Boracay: Paradise on Earth

By on November 14, 2017

The island paradise of Boracay in the central Philippines is one of the few remaining unspoilt places on earth. It has remained largely untouched by modern civilization despite the droves of tourists that visit it every year.

The first hint of this idyllic hideaway’s remoteness comes upon arrival: there is no airport or pier. Travelers are taken on small, wooden outriggers to the island, where they disembark by jumping into thigh-deep water and wading ashore.

Located at the northwestern tip of Panay in the Western Visayas region 345 kilometers from Manila, Boracay boasts 30 beaches and about 200 private resorts that cater to the more than 300,000 tourists that descend on the 630-hectare island annually.

It’s not clear how the island emerged from obscurity to become one of the world’s best beaches. But it’s said that a group of foreign travelers stumbled upon the place by accident in the early eighties and word quickly spread about the modern day Eden tucked away somewhere in the central Philippines..

Boracay has since become a beacon attracting sun-worshippers from the four corners of the world. Its crystal-clear waters and powder-fine white sand make it second to none.

Boracay offers more than just sun, sea and sand.

The mouth-watering smell of barbecue and freshly cooked seafood lingers in the air as tourists sample the local culinary taste. Fruits are also in abundance. And for those who prefer foreign food, international cuisine is always available.

There’s also a host of relaxing activities for all kinds of tourists, including sailing on an outrigger to the other side of the island, diving, exploring by bike and hopping from one beach to another.

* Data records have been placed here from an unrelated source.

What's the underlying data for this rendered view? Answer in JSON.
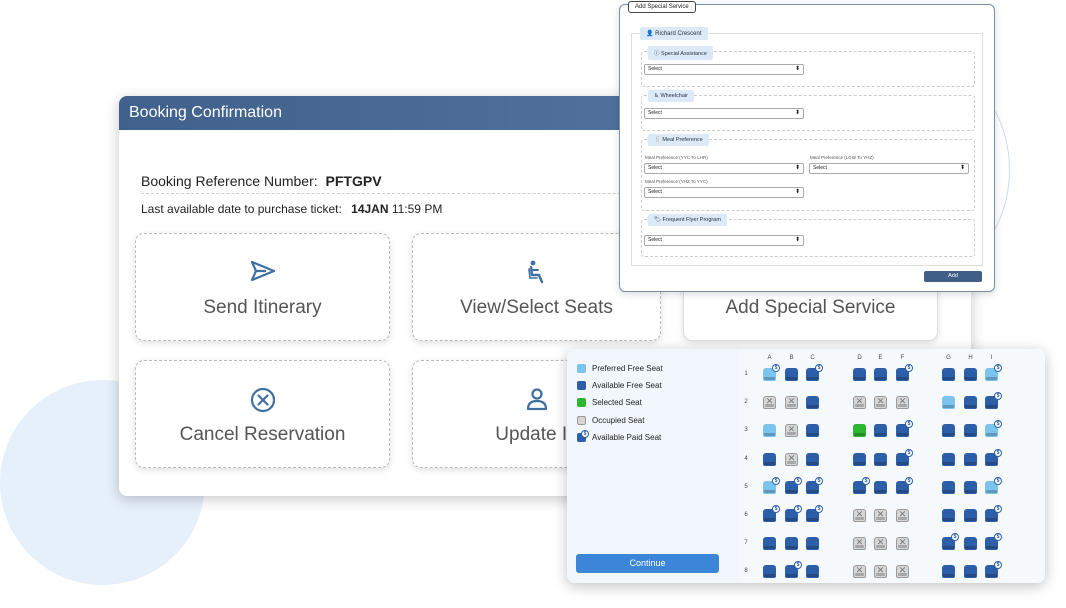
{
  "booking": {
    "title": "Booking Confirmation",
    "ref_label": "Booking Reference Number:",
    "ref_value": "PFTGPV",
    "last_label": "Last available date to purchase ticket:",
    "last_date": "14JAN",
    "last_time": "11:59 PM",
    "tiles": {
      "send": "Send Itinerary",
      "seats": "View/Select Seats",
      "special": "Add Special Service",
      "cancel": "Cancel Reservation",
      "update": "Update In"
    }
  },
  "service": {
    "title": "Add Special Service",
    "passenger": "Richard Crescent",
    "sections": {
      "assist": "Special Assistance",
      "wheelchair": "Wheelchair",
      "meal": "Meal Preference",
      "ffp": "Frequent Flyer Program"
    },
    "meal_labels": {
      "yyc_lhr": "Meal Preference (YYC To LHR)",
      "lgw_yhz": "Meal Preference (LGW To YHZ)",
      "yhz_yyc": "Meal Preference (YHZ To YYC)"
    },
    "select_placeholder": "Select",
    "add_label": "Add"
  },
  "seatmap": {
    "legend": {
      "preferred": "Preferred Free Seat",
      "available": "Available Free Seat",
      "selected": "Selected Seat",
      "occupied": "Occupied Seat",
      "paid": "Available Paid Seat"
    },
    "continue_label": "Continue",
    "columns": [
      "A",
      "B",
      "C",
      "D",
      "E",
      "F",
      "G",
      "H",
      "I"
    ],
    "rows": [
      "1",
      "2",
      "3",
      "4",
      "5",
      "6",
      "7",
      "8"
    ],
    "paid_symbol": "$",
    "seats": [
      [
        "preferred-paid",
        "available",
        "paid",
        "available",
        "available",
        "paid",
        "available",
        "available",
        "preferred-paid"
      ],
      [
        "occupied",
        "occupied",
        "available",
        "occupied",
        "occupied",
        "occupied",
        "preferred",
        "available",
        "paid"
      ],
      [
        "preferred",
        "occupied",
        "available",
        "selected",
        "available",
        "paid",
        "available",
        "available",
        "preferred-paid"
      ],
      [
        "available",
        "occupied",
        "available",
        "available",
        "available",
        "paid",
        "available",
        "available",
        "paid"
      ],
      [
        "preferred-paid",
        "paid",
        "paid",
        "paid",
        "available",
        "paid",
        "available",
        "available",
        "preferred-paid"
      ],
      [
        "paid",
        "paid",
        "paid",
        "occupied",
        "occupied",
        "occupied",
        "available",
        "available",
        "paid"
      ],
      [
        "available",
        "available",
        "available",
        "occupied",
        "occupied",
        "occupied",
        "paid",
        "available",
        "paid"
      ],
      [
        "available",
        "paid",
        "available",
        "occupied",
        "occupied",
        "occupied",
        "available",
        "available",
        "paid"
      ]
    ],
    "colors": {
      "available": "#2d5fa8",
      "preferred": "#7cc3ee",
      "selected": "#2fb62f",
      "occupied": "#d6d6d6"
    }
  }
}
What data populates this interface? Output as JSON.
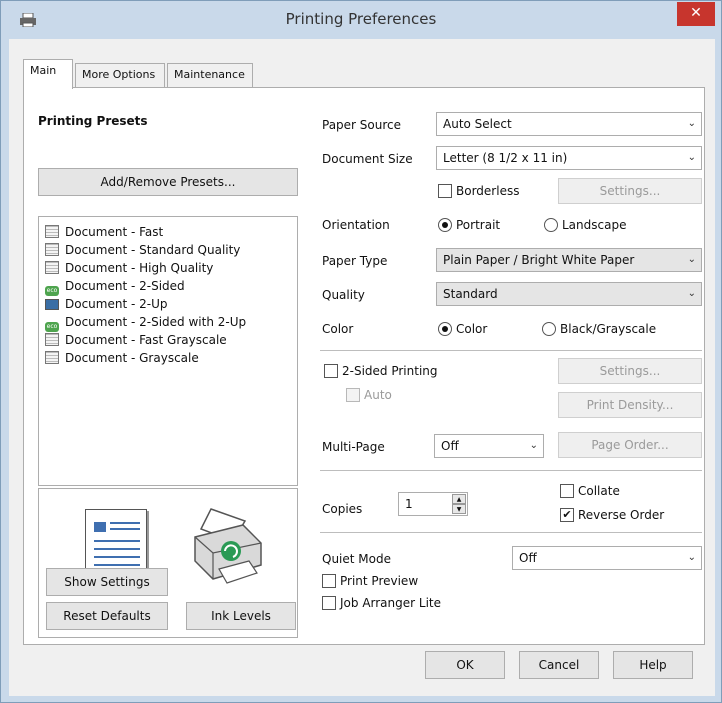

If you’re the less energetic type, you can comb the beach on horseback, lie in the sand and soak up the sun or simply watch the sun set while you finish a cocktail or a beer.

The fun doesn’t stop after nightfall. In fact, the action is just beginning as travelers get ready for a night of dancing and partying until the wee hours of the morning.

If you’re a sun-worshipper, Boracay is the place. If you want to forget about the cares of the world and be close to nature, Boracay is the ticket. If you just want to get away from it all, Boracay is the answer.

Indeed, Boracay is paradise on earth.

But it may not remain one for long. Civilization is fast catching up. Already the island has access to cable television and the internet.

In a world of instant communication and jet travel, the isolation that the island has enjoyed for centuries is finally coming to an end.

This has raised fears that Boracay will ultimately become a victim of its own success as development takes its toll on the once virgin territory. That day may just be around the corner.

But for the island’s residents and the many foreigners who have come and made it their home, Boracay will always remain a paradise.